Les prix fixes rendent donc à la fois la vente en France de livres électroniques provenant d'un autre État membre et l'établissement en France de détaillants de livres électroniques provenant d'autres États membres significativement moins attrayants. L'article 3 pourrait par conséquent avoir pour effet de restreindre à la fois la liberté d'établissement inscrite dans l'article 49 du TFUE et la libre prestation de services énoncée à l'article 56 du TFUE. Par ailleurs, dans la mesure où l'obligation de l'article 3, paragraphe 2, du projet notifié relèverait du domaine coordonné de la directive 2000/31/CE relative à certains aspects juridiques des services de la société de l'information, et notamment du commerce électronique, dans le marché intérieur (ci-après dénommée « directive e-commerce »), elle pourrait également tomber sous le coup de l'interdiction pour les États membres d'imposer des restrictions à la libre prestation de services de la société de l'information.

Il est à noter que des restrictions aux articles 49 et 56 du TFUE ou des restrictions au sens de l'article 3, paragraphe 2, de la directive e-commerce pourraient être justifiées sous réserve de remplir certaines conditions.

II. Analyse des justifications potentielles avancées

Dans l'éventualité où l'article 3, paragraphe 2, de la directive e-commerce serait applicable, l'article 3 du projet de loi notifiée devrait être analysé à la lumière de l'article 3, paragraphe 4, de la « directive e-commerce », qui contient une dérogation à l'article 3, paragraphe 2, de cette même directive. Selon ladite disposition, des restrictions à la libre prestation de services de la société de l'information peuvent être justifiées uniquement par des raisons d'ordre public, de protection de la santé publique, de la sécurité publique et de protection des consommateurs.

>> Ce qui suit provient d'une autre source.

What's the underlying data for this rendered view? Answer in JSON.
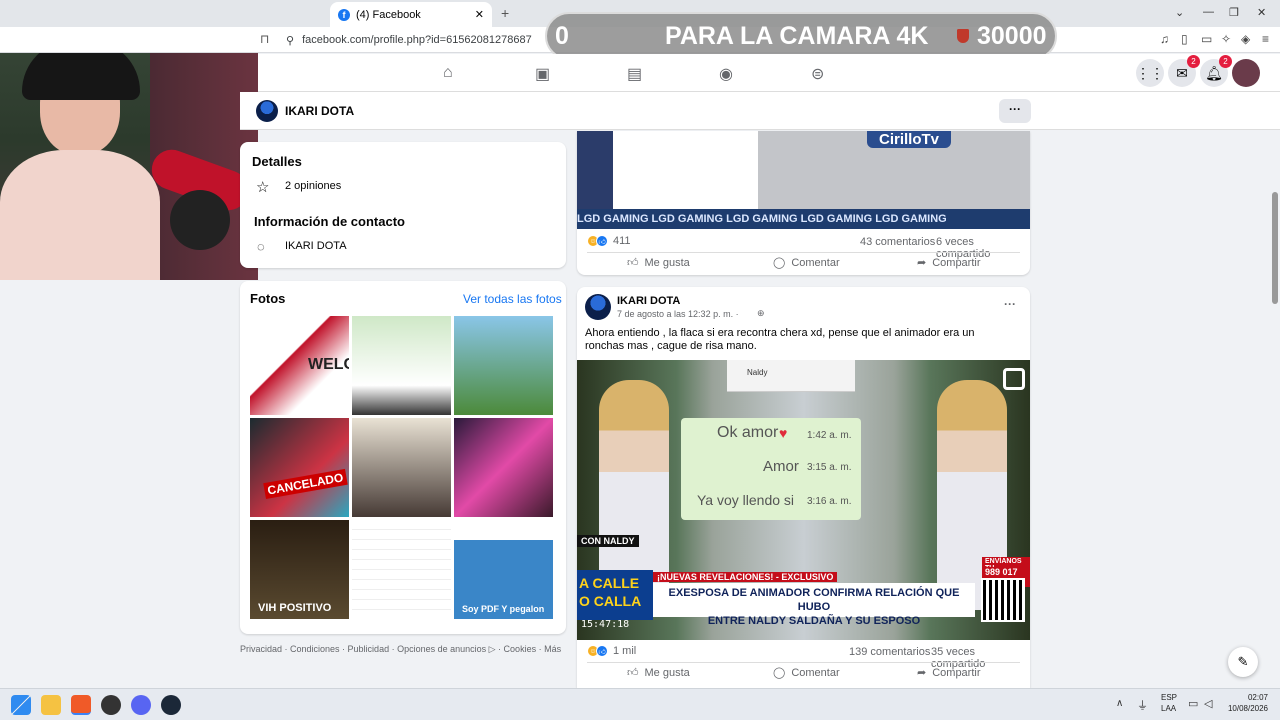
{
  "browser": {
    "tab_title": "(4) Facebook",
    "url": "facebook.com/profile.php?id=61562081278687"
  },
  "stream_overlay": {
    "left_count": "0",
    "title": "PARA LA CAMARA 4K",
    "goal": "30000"
  },
  "profile": {
    "name": "IKARI DOTA"
  },
  "about": {
    "details_heading": "Detalles",
    "reviews": "2 opiniones",
    "contact_heading": "Información de contacto",
    "messenger_name": "IKARI DOTA"
  },
  "photos": {
    "heading": "Fotos",
    "see_all": "Ver todas las fotos",
    "captions": [
      "WELC",
      "",
      "",
      "CANCELADO",
      "",
      "",
      "VIH POSITIVO",
      "",
      "Soy PDF Y pegalon"
    ]
  },
  "footer_links": "Privacidad · Condiciones · Publicidad · Opciones de anuncios ▷ · Cookies · Más",
  "post1": {
    "banner": "LGD GAMING   LGD GAMING   LGD GAMING   LGD GAMING   LGD GAMING",
    "logo": "CirilloTv",
    "reactions": "411",
    "comments": "43 comentarios",
    "shares": "6 veces compartido",
    "like": "Me gusta",
    "comment": "Comentar",
    "share": "Compartir"
  },
  "post2": {
    "author": "IKARI DOTA",
    "date": "7 de agosto a las 12:32 p. m. ·",
    "text": "Ahora entiendo , la flaca si era recontra chera xd, pense que el animador era un ronchas mas , cague de risa mano.",
    "chat_name": "Naldy",
    "msg1": "Ok amor",
    "msg1_time": "1:42 a. m.",
    "msg2": "Amor",
    "msg2_time": "3:15 a. m.",
    "msg3": "Ya voy llendo si",
    "msg3_time": "3:16 a. m.",
    "tag": "¡NUEVAS REVELACIONES! - EXCLUSIVO",
    "headline1": "EXESPOSA DE ANIMADOR CONFIRMA RELACIÓN QUE HUBO",
    "headline2": "ENTRE NALDY SALDAÑA Y SU ESPOSO",
    "side_left1": "A CALLE",
    "side_left2": "O CALLA",
    "con_naldy": "CON NALDY",
    "send_label": "ENVÍANOS TU",
    "phone": "989 017 242",
    "timestamp": "15:47:18",
    "reactions": "1 mil",
    "comments": "139 comentarios",
    "shares": "35 veces compartido",
    "like": "Me gusta",
    "comment": "Comentar",
    "share": "Compartir"
  },
  "taskbar": {
    "lang1": "ESP",
    "lang2": "LAA",
    "time": "02:07",
    "date": "10/08/2026"
  },
  "badges": {
    "messenger": "2",
    "notifications": "2"
  }
}
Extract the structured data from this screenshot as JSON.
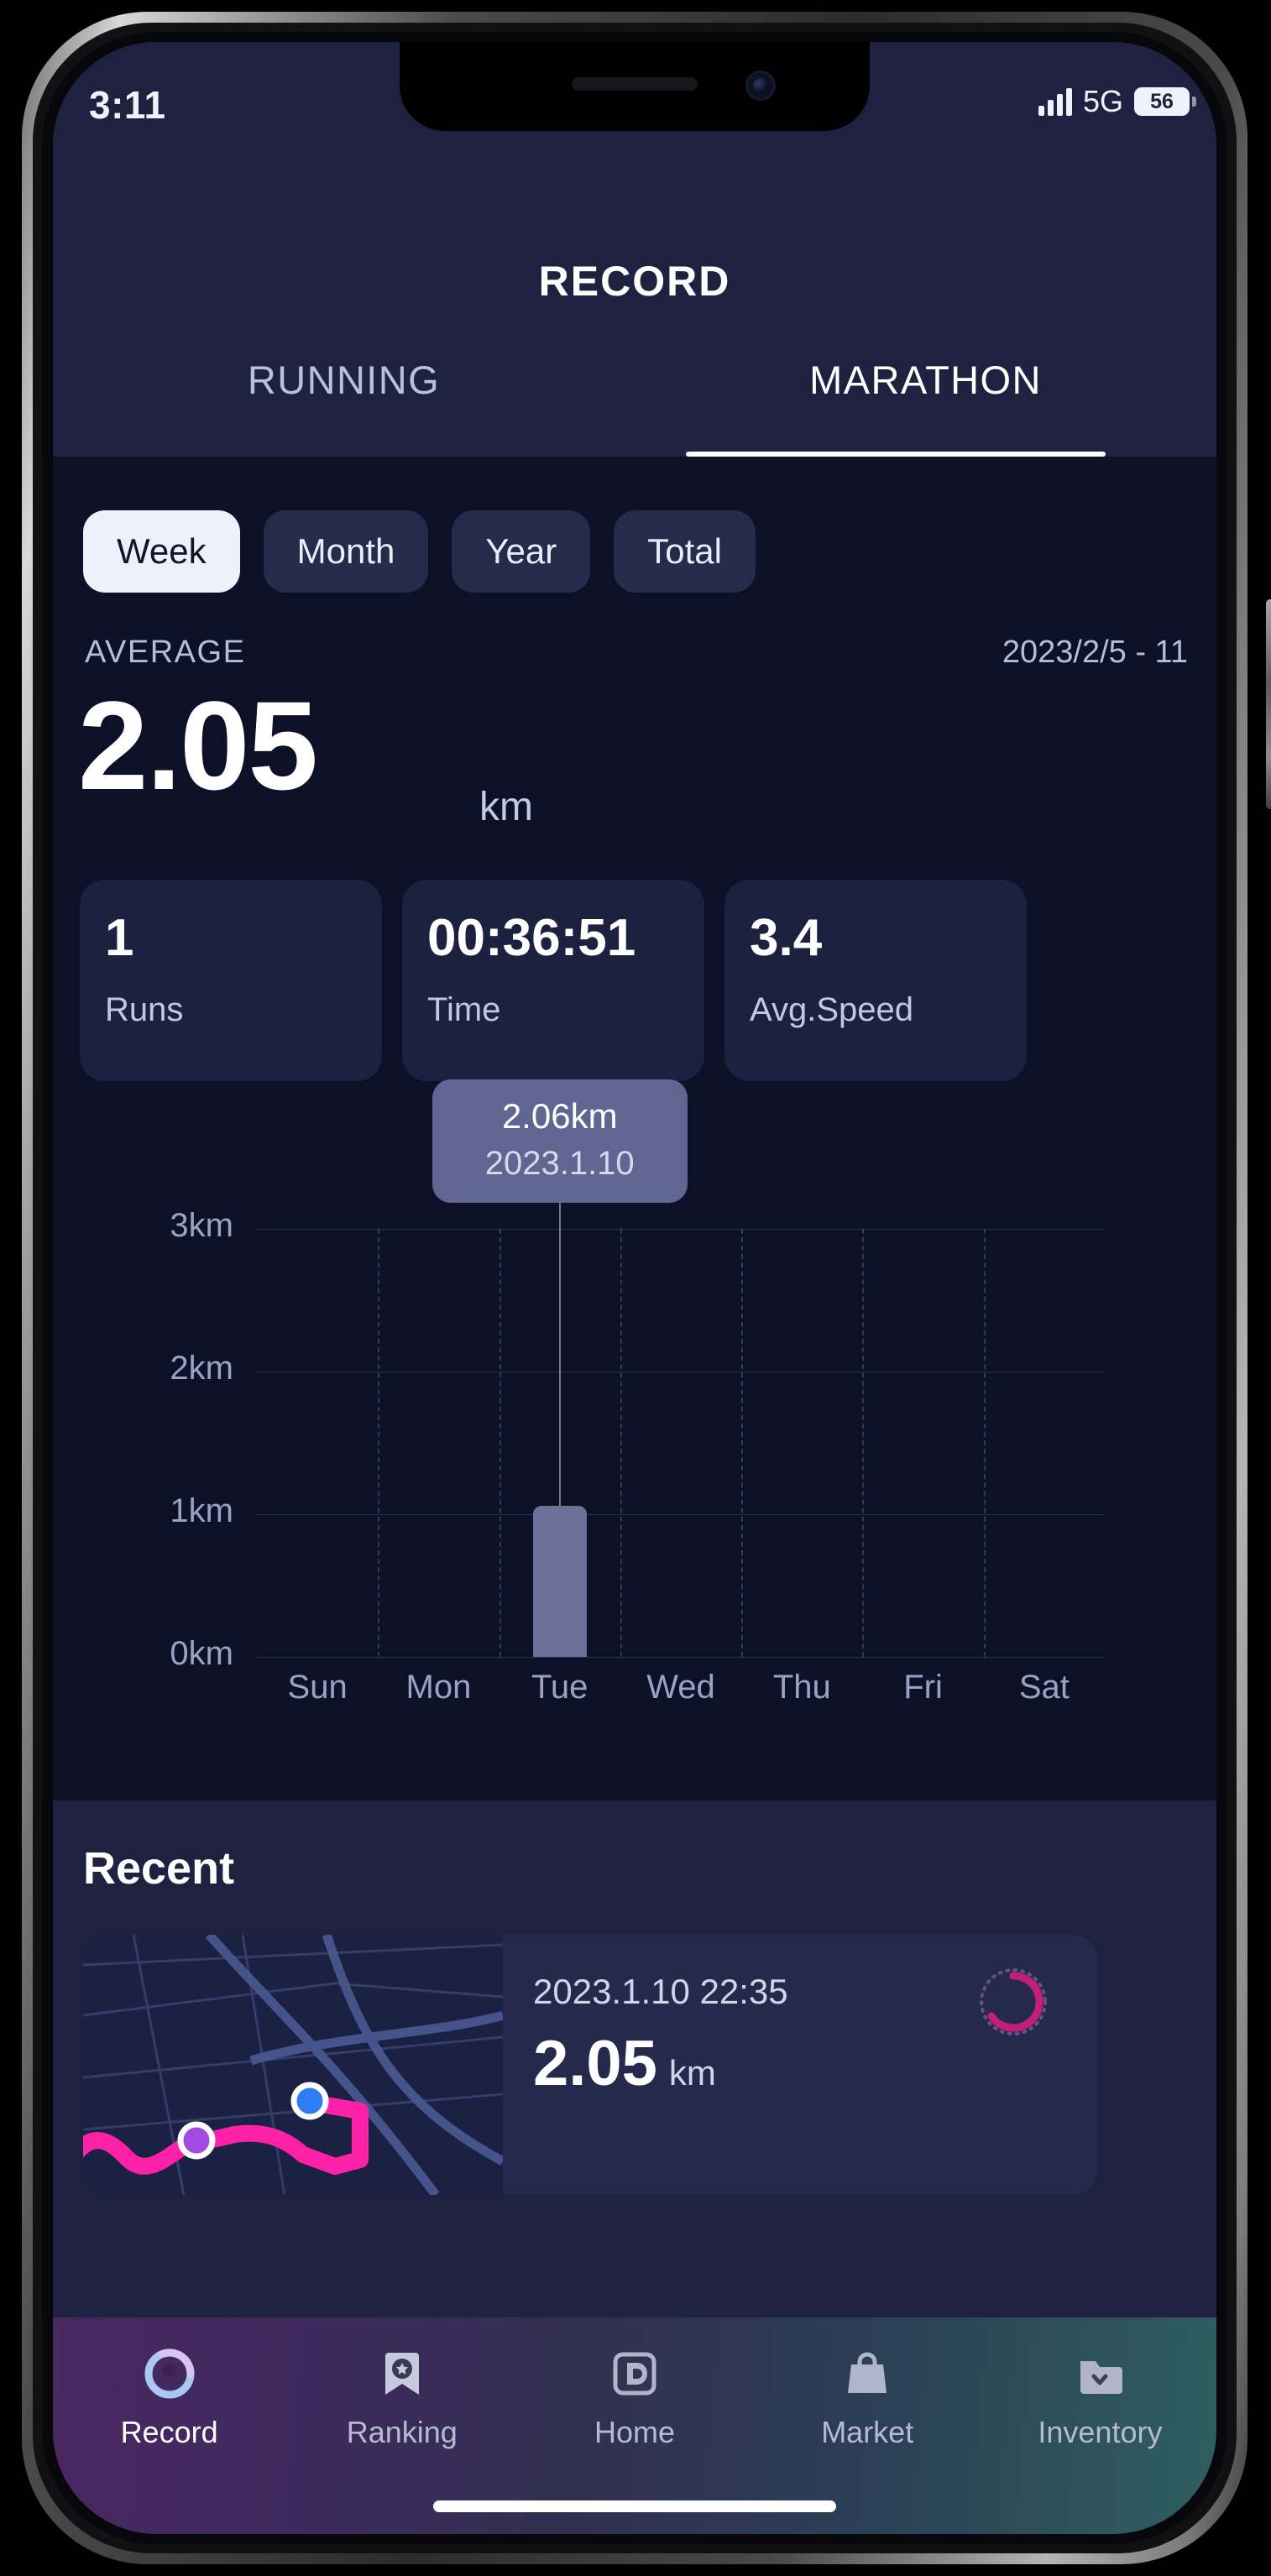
{
  "status_bar": {
    "time": "3:11",
    "network": "5G",
    "battery": "56",
    "signal_icon": "signal-bars-icon",
    "battery_icon": "battery-icon"
  },
  "header": {
    "title": "RECORD",
    "tabs": [
      {
        "label": "RUNNING",
        "active": false
      },
      {
        "label": "MARATHON",
        "active": true
      }
    ]
  },
  "filters": [
    {
      "label": "Week",
      "active": true
    },
    {
      "label": "Month",
      "active": false
    },
    {
      "label": "Year",
      "active": false
    },
    {
      "label": "Total",
      "active": false
    }
  ],
  "summary": {
    "label": "AVERAGE",
    "date_range": "2023/2/5 - 11",
    "value": "2.05",
    "unit": "km",
    "cards": [
      {
        "value": "1",
        "label": "Runs"
      },
      {
        "value": "00:36:51",
        "label": "Time"
      },
      {
        "value": "3.4",
        "label": "Avg.Speed"
      }
    ]
  },
  "tooltip": {
    "value": "2.06km",
    "date": "2023.1.10"
  },
  "chart_data": {
    "type": "bar",
    "title": "",
    "xlabel": "",
    "ylabel": "km",
    "categories": [
      "Sun",
      "Mon",
      "Tue",
      "Wed",
      "Thu",
      "Fri",
      "Sat"
    ],
    "values": [
      0,
      0,
      1.06,
      0,
      0,
      0,
      0
    ],
    "ytick_labels": [
      "3km",
      "2km",
      "1km",
      "0km"
    ],
    "yticks": [
      3,
      2,
      1,
      0
    ],
    "ylim": [
      0,
      3
    ],
    "grid": true,
    "legend": "none",
    "selected_index": 2,
    "annotation": {
      "value": "2.06km",
      "date": "2023.1.10"
    },
    "bar_color": "#6b7199"
  },
  "recent": {
    "title": "Recent",
    "items": [
      {
        "date": "2023.1.10 22:35",
        "distance": "2.05",
        "unit": "km",
        "map_icon": "route-map-thumbnail",
        "progress_icon": "progress-ring-icon"
      }
    ]
  },
  "bottom_nav": [
    {
      "label": "Record",
      "icon": "record-icon",
      "active": true
    },
    {
      "label": "Ranking",
      "icon": "ranking-badge-icon",
      "active": false
    },
    {
      "label": "Home",
      "icon": "home-d-icon",
      "active": false
    },
    {
      "label": "Market",
      "icon": "market-bag-icon",
      "active": false
    },
    {
      "label": "Inventory",
      "icon": "inventory-box-icon",
      "active": false
    }
  ],
  "colors": {
    "header_bg": "#1e2240",
    "panel_bg": "#0d1128",
    "accent": "#ff21a8",
    "card_bg": "#1c2140",
    "bar": "#6b7199"
  }
}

L'article 52, paragraphe 1, du TFUE présente une certaine pertinence par rapport à l'article 3, paragraphe 1, du projet de loi notifiée car, lu en conjonction avec l'article 62 du TFUE, il permet des restrictions à la liberté d'établissement dans la mesure où celles-ci peuvent être justifiées par des raisons d'ordre public, de sécurité publique ou de santé publique. Cette dérogation vaut pour les mesures nationales, qu'elles soient distinctement ou indistinctement applicables.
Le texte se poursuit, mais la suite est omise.